Stan na dzisiaj tj. 24.06:
Królowa powoli składa jajka. Mamy chyba 1 lub 2. Niewiele kolonia robi. Raczej siedzą nieruchomo wokół królowej. Nasza ruchy przy formikarium ograniczyliśmy do minimum. Praktycznie to tylko raz na 3 dni córka daje pół mącznika. Nie wiem czy niestety nie mam za dużo waty w probówce bo wody w ogóle nie ubywa i boję się, żeby nie uschły.

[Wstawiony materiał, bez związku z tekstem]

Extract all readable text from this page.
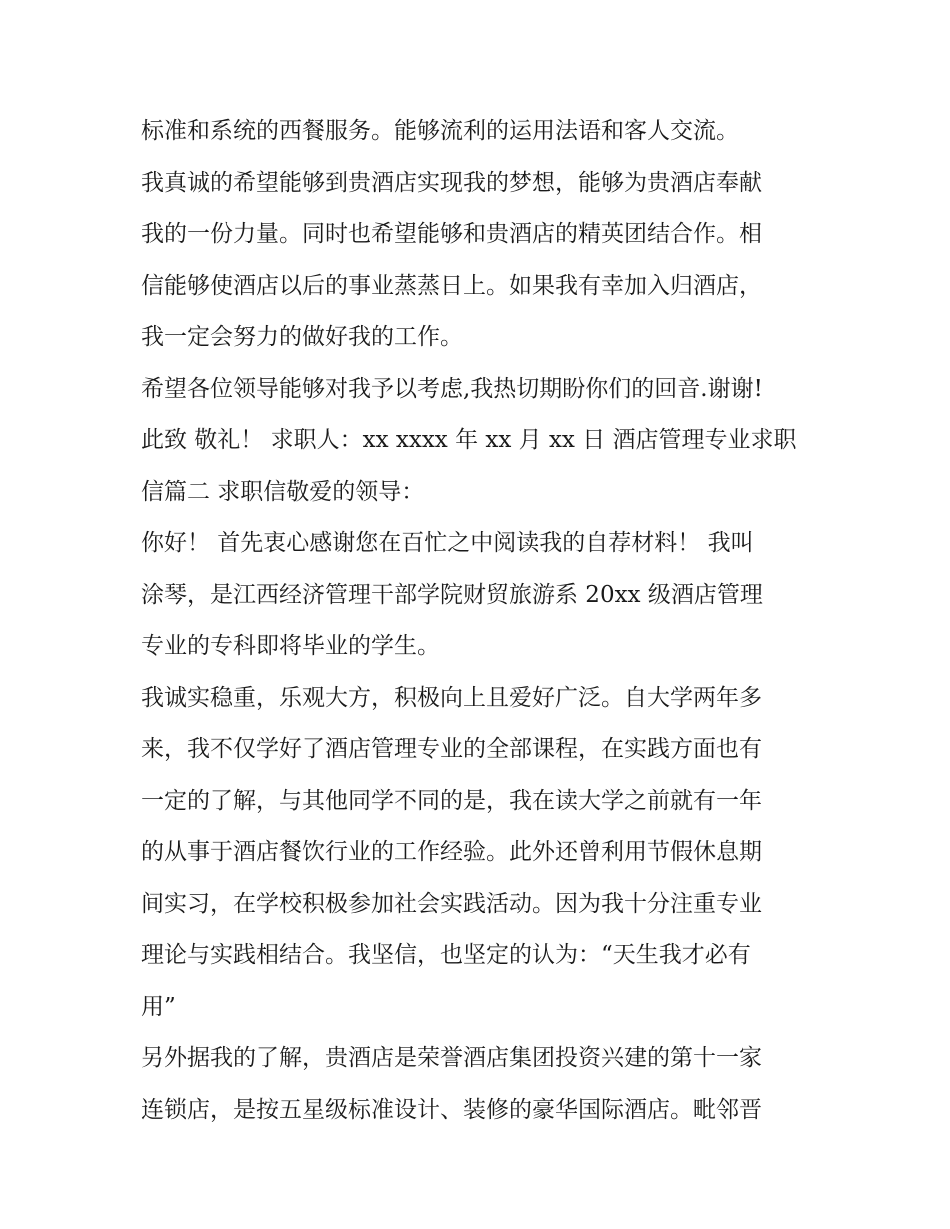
标准和系统的西餐服务。能够流利的运用法语和客人交流。
我真诚的希望能够到贵酒店实现我的梦想，能够为贵酒店奉献
我的一份力量。同时也希望能够和贵酒店的精英团结合作。相
信能够使酒店以后的事业蒸蒸日上。如果我有幸加入归酒店，
我一定会努力的做好我的工作。
希望各位领导能够对我予以考虑,我热切期盼你们的回音.谢谢!
此致 敬礼！ 求职人：xx xxxx 年 xx 月 xx 日 酒店管理专业求职
信篇二 求职信敬爱的领导：
你好！ 首先衷心感谢您在百忙之中阅读我的自荐材料！ 我叫
涂琴，是江西经济管理干部学院财贸旅游系 20xx 级酒店管理
专业的专科即将毕业的学生。
我诚实稳重，乐观大方，积极向上且爱好广泛。自大学两年多
来，我不仅学好了酒店管理专业的全部课程，在实践方面也有
一定的了解，与其他同学不同的是，我在读大学之前就有一年
的从事于酒店餐饮行业的工作经验。此外还曾利用节假休息期
间实习，在学校积极参加社会实践活动。因为我十分注重专业
理论与实践相结合。我坚信，也坚定的认为：“天生我才必有
用”
另外据我的了解，贵酒店是荣誉酒店集团投资兴建的第十一家
连锁店，是按五星级标准设计、装修的豪华国际酒店。毗邻晋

Wczoraj dosypaliśmy kilkanaście ziaren i dałem probówkę z wodą zamiast poideałka które i tak działało kijowo.

Tak to wygląda na teraz:
Załączniki
IMG_7170.jpg
KarolB
Posty: 165
Rejestracja: sob 25 sie, 2018

śr 24 cze, 2020

Woda z probówki schodzi bardzo powoli ... nie zauważysz, że ubywa coś .... na pewno nie codziennie :)
akustyk
Posty: 27
Rejestracja: pt 12 cze, 2020

śr 24 cze, 2020

Ok... zobaczymy za miesiąc ;)
Awatar użytkownika
MyrmeLuna
Posty: 226
Rejestracja: pn 11 lis, 2019
Kontakt:

śr 24 cze, 2020

akustyk pisze: śr 24 cze, 2020 Ok... zobaczymy za miesiąc ;)
Moje Messory nie mają wody w probówce, zrobiły sobie śmietnik, ale umieralność się nie zwiększyła... Z tym gatunkiem miałem największe problemy z przeprowadzkami :).
KarolB
Posty: 165
Rejestracja: sob 25 sie, 2018

śr 24 cze, 2020

MyrmeLuna pisze: śr 24 cze, 2020
akustyk pisze: śr 24 cze, 2020 Ok... zobaczymy za miesiąc ;)
Moje Messory nie mają wody w probówce, zrobiły sobie śmietnik, ale umieralność się nie zwiększyła... Z tym gatunkiem miałem największe problemy z przeprowadzkami :).
Czekają na porę deszczową ...
olaf
Posty: 189
Rejestracja: wt 10 wrz, 2019

pt 26 cze, 2020

Mi Messory przeprowadza sie banalnie :) Daje je w chłodne miejsce wystarczy około 20 st, i podgrzewam to gdzie je chce mieć do około 28. Jak tylko wyczają to sobie robią wyścigi do ciepła.